Ma White ha fatto capire di voler tirare dritto: festeggiare le vittorie con la bandiera del proprio paese è un fatto abbastanza naturale nel mondo dello sport, figurarsi in quello della lotta e delle arti marziali, dove il concetto di “superiorità” è oltremodo ingigantito dalla necessità di mostrare la propria superiorità agli occhi degli avversari. La fierezze delle proprie origini ha spinto tanti atleti a sfilare anche prima dei match con la bandiera avvolta sulle spalle, e il fatto che ne fosse stato vietato l’utilizzo nei mesi scorsi aveva sollevato diversi pareri negativi e critiche. White, vulcanico presidente dell’UFC, ancora una volta ha spiazzato tutti, tra l’altro comunicando di aver rimosso il ban dopo che la cosa è già successa durante UFC Vegas 80.
Una vita come nessun’altra
Che il numero uno della federazione sia un tipo controverso e molto istrionico, beh, non serviva quest’ennesima perla dialettica a dimostrarlo. Dana White è un leader che ama sorprendere e provocare: quando nel 1995, mentre gestiva una palestra a Boston, un paio di malavitosi gli andarono a chiedere il “pizzo”; lui capì che forse era meglio emigrare altrove. A Las Vegas, grazie anche all’aiuto di un ex compagno di scuola (Lorenzo Fertitta), decise di allargare i propri interessi dal campo della semplice cura del corpo con la pratica sportiva al varo di una vera e propria nuova disciplina, che contemplava la lotta e le arti marziali alla base di tutto.

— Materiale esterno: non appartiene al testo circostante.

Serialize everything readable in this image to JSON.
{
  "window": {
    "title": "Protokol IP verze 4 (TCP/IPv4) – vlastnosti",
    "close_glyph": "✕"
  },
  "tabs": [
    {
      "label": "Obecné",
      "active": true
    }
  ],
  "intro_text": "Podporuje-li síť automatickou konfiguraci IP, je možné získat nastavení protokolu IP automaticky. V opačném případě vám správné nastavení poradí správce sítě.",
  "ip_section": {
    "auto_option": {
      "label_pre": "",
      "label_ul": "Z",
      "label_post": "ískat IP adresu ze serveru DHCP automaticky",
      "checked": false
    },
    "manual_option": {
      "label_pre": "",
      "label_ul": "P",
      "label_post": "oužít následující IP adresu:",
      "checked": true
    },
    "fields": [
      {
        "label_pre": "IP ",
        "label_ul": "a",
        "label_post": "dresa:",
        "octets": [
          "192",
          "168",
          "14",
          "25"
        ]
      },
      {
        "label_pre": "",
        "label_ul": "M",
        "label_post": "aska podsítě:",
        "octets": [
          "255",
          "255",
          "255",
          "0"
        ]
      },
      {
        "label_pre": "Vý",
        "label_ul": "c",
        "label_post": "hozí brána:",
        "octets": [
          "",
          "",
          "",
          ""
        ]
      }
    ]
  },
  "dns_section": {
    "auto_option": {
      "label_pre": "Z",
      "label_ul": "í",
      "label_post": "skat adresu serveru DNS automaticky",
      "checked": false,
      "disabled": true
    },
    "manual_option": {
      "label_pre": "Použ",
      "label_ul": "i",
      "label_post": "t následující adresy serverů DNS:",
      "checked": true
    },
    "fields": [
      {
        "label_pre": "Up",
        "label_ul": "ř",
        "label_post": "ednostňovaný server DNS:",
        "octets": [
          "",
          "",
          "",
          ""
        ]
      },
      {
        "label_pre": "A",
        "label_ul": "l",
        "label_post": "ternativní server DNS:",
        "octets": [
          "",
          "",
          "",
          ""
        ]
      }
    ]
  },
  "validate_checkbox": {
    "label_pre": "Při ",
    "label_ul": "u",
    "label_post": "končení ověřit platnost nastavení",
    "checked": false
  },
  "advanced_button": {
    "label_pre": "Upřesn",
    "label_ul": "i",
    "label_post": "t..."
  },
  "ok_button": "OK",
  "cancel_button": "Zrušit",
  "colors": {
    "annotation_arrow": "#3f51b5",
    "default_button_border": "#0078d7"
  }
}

Forse memore dei suoi trascorsi da ragazzo non propriamente tranquillo (il papà alcolista e la mamma che faceva solo lavori saltuari in qualche modo debbono averlo influenzato), White intuì la necessità di creare un nuovo modo di intendere lo sport e di guadagnarci sopra. E non volle fermarsi di fronte a niente, nemmeno quando la neonata MMA, sotto l’egida di UFC, perdeva 40 milioni di dollari ed era a un passo dal collasso: decise di tentare un ultimo azzardo, lui che è appassionato di giochi d’azzardo (li ha definiti “l’unica cosa che mi rilassa”), lanciando un reality su Spike TV e ottenendo un successo senza precedenti.
Quando i Fertitta stavano per convincerlo a vendere, ecco che in poche settimane il valore di UFC salì alle stelle, creando un nuovo filone destinato a riscrivere la storia del mondo dei combattimenti. Da allora (sono passati quasi 20 anni), Dana White è una delle personalità più influenti nel mondo dello showbiz applicato allo sport. Con un patrimonio personale stimato in oltre 600 milioni di dollari e una federazione che miete e batte in ogni angolo del mondo, capace di superare brillantemente anche la pandemia (quando lui fu il primo a comprendere la necessità di dar vita agli show in vere e proprie “bolle”, e ci riuscì a partire già dal 9 maggio 2020).
Personaggio divisivo, odiato dai democratici (è stato fedele sostenitore di Trump, e lo è ancora) ma amato dalle folle e dagli appassionati. Uno che s’è fatto da solo, e ha conosciuto vette difficili solo da immaginare. Un visionario, ma con la lingua lunga. Di sicuro, mai banale e scontato.